Sometimes shit’s just cursed and there is no explanation, probably angered some coding god somewhere. Perform the proper ritual and you’re good to go.
Oh yeah, I was mostly just kidding with the LLM compiler bit. I’ve run into issues with incremental compiles working on the JVM ecosystem myself (mainly Kotlin though, as my work in the ecosystem took place early this decade). Still didn’t want to clean build every time though, because on an M1 Pro it was about 5 minutes to build some of our backend services from scratch and I tend to like a really rapid feedback loop for testing, changing code, recompiling, re-testing.

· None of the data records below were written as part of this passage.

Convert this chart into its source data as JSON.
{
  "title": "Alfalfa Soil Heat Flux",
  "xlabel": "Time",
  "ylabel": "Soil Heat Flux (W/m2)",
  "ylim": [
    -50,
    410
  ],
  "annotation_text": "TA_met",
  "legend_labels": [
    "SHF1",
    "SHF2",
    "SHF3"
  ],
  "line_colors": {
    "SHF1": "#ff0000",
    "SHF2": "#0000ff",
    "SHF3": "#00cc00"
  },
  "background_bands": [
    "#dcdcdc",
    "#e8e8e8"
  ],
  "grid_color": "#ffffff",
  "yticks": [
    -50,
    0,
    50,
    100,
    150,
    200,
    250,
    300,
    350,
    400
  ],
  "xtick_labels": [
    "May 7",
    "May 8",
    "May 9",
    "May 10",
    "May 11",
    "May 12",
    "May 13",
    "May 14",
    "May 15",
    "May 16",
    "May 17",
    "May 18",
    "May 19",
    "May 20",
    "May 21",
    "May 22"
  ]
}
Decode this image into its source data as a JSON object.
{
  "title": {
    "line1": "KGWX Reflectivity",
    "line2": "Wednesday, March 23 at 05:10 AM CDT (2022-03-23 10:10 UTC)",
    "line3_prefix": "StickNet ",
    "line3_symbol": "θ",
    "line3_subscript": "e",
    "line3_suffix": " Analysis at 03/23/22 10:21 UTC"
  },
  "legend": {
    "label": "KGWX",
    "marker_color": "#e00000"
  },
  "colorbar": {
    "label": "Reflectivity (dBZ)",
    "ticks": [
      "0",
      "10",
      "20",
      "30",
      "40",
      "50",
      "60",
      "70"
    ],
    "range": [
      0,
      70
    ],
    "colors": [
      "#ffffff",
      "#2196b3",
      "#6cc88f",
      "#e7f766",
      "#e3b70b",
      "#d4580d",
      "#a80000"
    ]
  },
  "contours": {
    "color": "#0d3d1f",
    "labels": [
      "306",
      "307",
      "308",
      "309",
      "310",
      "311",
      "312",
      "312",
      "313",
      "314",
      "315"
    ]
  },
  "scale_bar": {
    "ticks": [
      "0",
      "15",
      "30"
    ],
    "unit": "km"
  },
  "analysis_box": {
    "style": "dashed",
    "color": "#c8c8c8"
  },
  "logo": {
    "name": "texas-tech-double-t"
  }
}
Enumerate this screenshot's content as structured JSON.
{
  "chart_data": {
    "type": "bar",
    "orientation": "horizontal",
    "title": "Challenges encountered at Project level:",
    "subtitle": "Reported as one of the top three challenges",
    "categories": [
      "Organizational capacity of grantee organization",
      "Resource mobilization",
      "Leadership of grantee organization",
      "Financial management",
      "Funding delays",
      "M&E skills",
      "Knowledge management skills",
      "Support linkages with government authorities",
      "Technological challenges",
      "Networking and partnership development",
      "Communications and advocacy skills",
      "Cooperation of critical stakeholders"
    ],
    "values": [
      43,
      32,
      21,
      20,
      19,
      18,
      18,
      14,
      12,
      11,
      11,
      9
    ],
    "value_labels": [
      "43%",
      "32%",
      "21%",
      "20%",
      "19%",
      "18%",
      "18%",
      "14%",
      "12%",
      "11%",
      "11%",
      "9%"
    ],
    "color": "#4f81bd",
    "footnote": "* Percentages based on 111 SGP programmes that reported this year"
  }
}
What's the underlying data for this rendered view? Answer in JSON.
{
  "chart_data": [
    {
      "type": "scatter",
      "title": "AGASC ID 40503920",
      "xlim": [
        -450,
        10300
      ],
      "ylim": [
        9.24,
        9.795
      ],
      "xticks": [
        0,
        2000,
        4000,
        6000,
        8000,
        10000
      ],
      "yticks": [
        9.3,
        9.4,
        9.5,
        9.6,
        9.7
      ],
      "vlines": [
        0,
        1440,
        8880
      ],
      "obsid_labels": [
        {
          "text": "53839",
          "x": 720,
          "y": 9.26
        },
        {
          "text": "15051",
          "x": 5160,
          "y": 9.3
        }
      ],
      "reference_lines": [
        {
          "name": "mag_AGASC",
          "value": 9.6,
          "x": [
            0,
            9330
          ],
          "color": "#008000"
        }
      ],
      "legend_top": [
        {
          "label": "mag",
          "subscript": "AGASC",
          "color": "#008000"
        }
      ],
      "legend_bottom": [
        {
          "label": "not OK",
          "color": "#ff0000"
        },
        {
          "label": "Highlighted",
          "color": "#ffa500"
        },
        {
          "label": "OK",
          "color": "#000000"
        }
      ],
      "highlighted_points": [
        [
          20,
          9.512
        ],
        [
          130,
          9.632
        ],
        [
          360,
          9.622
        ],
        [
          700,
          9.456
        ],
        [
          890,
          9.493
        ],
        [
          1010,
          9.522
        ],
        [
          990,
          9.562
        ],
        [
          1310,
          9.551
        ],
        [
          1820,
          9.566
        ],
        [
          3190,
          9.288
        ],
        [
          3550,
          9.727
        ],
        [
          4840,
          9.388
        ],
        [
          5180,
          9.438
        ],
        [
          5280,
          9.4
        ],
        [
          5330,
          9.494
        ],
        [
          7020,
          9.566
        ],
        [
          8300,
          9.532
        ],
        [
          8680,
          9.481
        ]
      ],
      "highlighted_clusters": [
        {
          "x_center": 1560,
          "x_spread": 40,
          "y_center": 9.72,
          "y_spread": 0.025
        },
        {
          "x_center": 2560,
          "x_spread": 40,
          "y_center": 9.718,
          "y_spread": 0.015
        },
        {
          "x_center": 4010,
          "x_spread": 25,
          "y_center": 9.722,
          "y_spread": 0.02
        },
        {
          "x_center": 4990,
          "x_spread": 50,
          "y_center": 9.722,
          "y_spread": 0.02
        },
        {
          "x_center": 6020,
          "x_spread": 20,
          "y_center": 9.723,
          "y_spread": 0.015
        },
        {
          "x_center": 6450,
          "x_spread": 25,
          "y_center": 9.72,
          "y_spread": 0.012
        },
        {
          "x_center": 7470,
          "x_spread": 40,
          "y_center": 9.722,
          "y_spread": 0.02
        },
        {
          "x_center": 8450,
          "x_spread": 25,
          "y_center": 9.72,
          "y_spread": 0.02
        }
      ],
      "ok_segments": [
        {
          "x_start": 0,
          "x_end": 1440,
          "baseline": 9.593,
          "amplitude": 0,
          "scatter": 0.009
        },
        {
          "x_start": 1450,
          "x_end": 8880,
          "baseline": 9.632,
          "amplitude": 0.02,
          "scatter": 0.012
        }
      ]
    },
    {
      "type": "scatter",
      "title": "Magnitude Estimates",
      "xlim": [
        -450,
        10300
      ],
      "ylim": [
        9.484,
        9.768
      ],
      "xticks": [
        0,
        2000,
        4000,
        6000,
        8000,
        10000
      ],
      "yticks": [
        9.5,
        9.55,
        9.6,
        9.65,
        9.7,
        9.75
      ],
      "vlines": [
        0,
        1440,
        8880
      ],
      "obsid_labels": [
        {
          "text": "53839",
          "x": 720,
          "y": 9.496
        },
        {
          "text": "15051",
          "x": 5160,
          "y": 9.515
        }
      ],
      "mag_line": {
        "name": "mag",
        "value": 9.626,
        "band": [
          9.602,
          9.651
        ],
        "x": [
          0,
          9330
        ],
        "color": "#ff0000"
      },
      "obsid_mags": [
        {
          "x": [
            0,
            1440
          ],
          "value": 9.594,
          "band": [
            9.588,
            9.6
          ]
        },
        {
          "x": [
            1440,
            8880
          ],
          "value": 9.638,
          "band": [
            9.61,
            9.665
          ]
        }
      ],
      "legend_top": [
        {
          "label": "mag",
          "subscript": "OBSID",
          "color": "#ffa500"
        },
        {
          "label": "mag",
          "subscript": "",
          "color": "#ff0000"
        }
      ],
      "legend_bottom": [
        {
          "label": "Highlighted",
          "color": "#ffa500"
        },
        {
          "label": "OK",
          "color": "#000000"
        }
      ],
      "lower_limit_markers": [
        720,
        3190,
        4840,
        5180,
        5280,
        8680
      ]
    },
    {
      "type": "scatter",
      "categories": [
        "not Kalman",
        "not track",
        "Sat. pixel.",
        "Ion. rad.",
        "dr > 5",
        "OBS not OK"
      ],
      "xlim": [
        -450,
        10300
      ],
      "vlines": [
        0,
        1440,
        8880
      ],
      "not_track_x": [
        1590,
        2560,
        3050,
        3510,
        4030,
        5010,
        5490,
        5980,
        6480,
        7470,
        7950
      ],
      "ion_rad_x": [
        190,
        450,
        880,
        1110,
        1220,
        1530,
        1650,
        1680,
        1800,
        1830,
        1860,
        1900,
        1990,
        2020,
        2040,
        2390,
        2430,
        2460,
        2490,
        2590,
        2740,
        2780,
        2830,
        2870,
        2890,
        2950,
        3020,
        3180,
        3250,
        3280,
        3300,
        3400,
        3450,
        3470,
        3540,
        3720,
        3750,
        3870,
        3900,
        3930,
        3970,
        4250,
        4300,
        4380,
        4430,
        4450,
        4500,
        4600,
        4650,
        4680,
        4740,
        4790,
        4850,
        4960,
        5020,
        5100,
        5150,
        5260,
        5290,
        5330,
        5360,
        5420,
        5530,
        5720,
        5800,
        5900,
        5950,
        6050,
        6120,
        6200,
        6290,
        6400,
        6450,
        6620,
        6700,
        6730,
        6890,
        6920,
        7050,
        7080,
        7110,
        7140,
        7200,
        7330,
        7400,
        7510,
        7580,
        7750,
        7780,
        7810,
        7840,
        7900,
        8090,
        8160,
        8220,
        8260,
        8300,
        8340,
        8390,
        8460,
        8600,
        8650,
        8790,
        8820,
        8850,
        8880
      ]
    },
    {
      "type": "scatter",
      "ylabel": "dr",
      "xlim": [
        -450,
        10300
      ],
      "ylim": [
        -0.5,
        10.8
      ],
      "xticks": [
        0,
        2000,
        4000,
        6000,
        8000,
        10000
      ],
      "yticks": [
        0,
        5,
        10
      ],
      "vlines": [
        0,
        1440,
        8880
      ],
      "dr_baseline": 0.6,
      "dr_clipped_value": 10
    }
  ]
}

These days my docker container reloads the entire project when I edit any file, but it takes 10 seconds since there’s no need to compile anything since it’s Python. Pure bliss in comparison (the development pace that is; I actually liked Kotlin more as a language even though Python is fine)
Android had a quick deploy feature where you could push minor changes like text or layout updates to the phone while testing without having to actually rebuild it. Like press button and a couple seconds later it updates.
It without fail over years and years of trying to use it, always failed frequently, and you’d end up with unexpected behavior or crashes. For a time anyway, they tried to default it to on.
Im not sure what the current state of it is today, I just stopped bothering to test it out.
Yep, a clean build often got rid of the weirdest bugs I had, because some shared memory was misaligned, because, as you said, because of compile optimization, some parts didn’t know about the changes
Ive had some build bugs where a clean build didnt fix it, restarting the IDE didn’t fix it, but rebooting the computer did.
I imagine some long running process even after the IDE is closed had been corrupted or something.